Implementing License Plate Recognition with STM32 Microcontrollers
STM32 microcontrollers are widely used in embedded system development due to their robust performance and extensive peripheral support. This article explores the implementation of a license plate recognition system using an STM32 platform, focusing on the core image processing stages.
License plate recognition involves extracting alphanumeric characters from vehicle plates through digital image analysis. The typical workflow consists of four primary phases:
- Image Acquisition: Capturing the license plate image using a camera module.
- Image Preprocessing: Enhancing the raw image through grayscale conversion, binarization, and noise reduction.
- Character Segmentation: Isolating individual characters from the processed plate region.
- Character Recognition: Identifying each segmented character using feature extraction and classification algorithms.
This guide details the implementation of the preprocessing and recognition stages with practical code examples.
Image Preprocessing Example
Preprocessing prepares the image for segmentation by increasing contrast and removing irrelevant details.
#include "opencv2/opencv.hpp"
int main() {
// Load the license plate image in grayscale
cv::Mat inputImage = cv::imread("license_plate.jpg", cv::IMREAD_GRAYSCALE);
if (inputImage.empty()) {
std::cerr << "Error: Could not load image.\n";
return -1;
}
// Apply binary thresholding
cv::Mat binaryOutput;
cv::threshold(inputImage, binaryOutput, 128, 255, cv::THRESH_BINARY_INV);
// Display the result
cv::imshow("Processed Plate Image", binaryOutput);
cv::waitKey(0);
return 0;
}
This code loads a grayscale image and applies inverse binary thresholding. Pixels above a value of 128 are set too white (255), and those below are set to black (0), creating a high-contrast image ideal for character segmentation.

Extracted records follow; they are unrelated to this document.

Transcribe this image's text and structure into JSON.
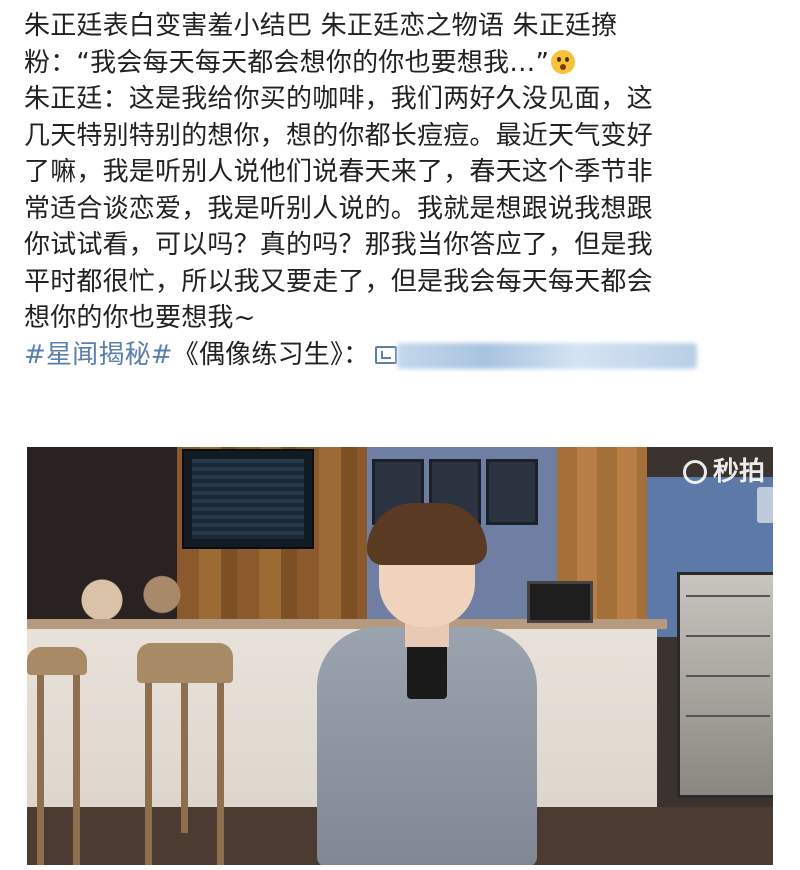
{
  "post": {
    "lines": [
      "朱正廷表白变害羞小结巴 朱正廷恋之物语 朱正廷撩",
      "粉：“我会每天每天都会想你的你也要想我…”"
    ],
    "body": [
      "朱正廷：这是我给你买的咖啡，我们两好久没见面，这",
      "几天特别特别的想你，想的你都长痘痘。最近天气变好",
      "了嘛，我是听别人说他们说春天来了，春天这个季节非",
      "常适合谈恋爱，我是听别人说的。我就是想跟说我想跟",
      "你试试看，可以吗？真的吗？那我当你答应了，但是我",
      "平时都很忙，所以我又要走了，但是我会每天每天都会",
      "想你的你也要想我~"
    ],
    "topic_tag": "#星闻揭秘#",
    "show_title": "《偶像练习生》：",
    "emoji_icon": "scream-emoji-icon"
  },
  "video": {
    "watermark": "秒拍",
    "icons": [
      "miaopai-logo-icon"
    ]
  },
  "colors": {
    "text": "#222222",
    "topic": "#5b7fae",
    "background": "#ffffff"
  }
}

Character Recognition Example
After segmentation, individual character images are classified. This example outlines the structure for feature extraction and classification.
#include <iostream>
#include "opencv2/opencv.hpp"
// Function prototypes
cv::Mat computeCharacterFeatures(const cv::Mat& charImage);
char predictCharacterClass(const cv::Mat& featureVector);
int main() {
// Load a segmented character image
cv::Mat charImg = cv::imread("char_A.png", cv::IMREAD_GRAYSCALE);
if (charImg.empty()) {
std::cerr << "Error: Character image not found.\n";
return -1;
}
// Extract numerical features
cv::Mat featureSet = computeCharacterFeatures(charImg);
// Classify the character
char result = predictCharacterClass(featureSet);
std::cout << "Predicted Character: " << result << std::endl;
return 0;
}
cv::Mat computeCharacterFeatures(const cv::Mat& charImage) {
cv::Mat features;
// Example: Calculate Histogram of Oriented Gradients (HOG) features
// Implementation specific to chosen algorithm
return features;
}
char predictCharacterClass(const cv::Mat& featureVector) {
char predictedChar;
// Example: Use a trained model (e.g., SVM, Neural Network) for prediction
// Implementation depends on the selected classifier
return predictedChar;
}
This framework demonstrates the recognition pipeline. The computeCharacterFeatures function generates a numerical descriptor (like HOG or zoning features) from the character image. The predictCharacterClass function then uses this descriptor with a pre-trained model to output the final character.
Implementing a full license plate recognition system on STM32 involves integrating these algorithms with hardware constraints, potentially using optimized libraries or lighter-weight alternatives to OpenCV for resource-limited environments.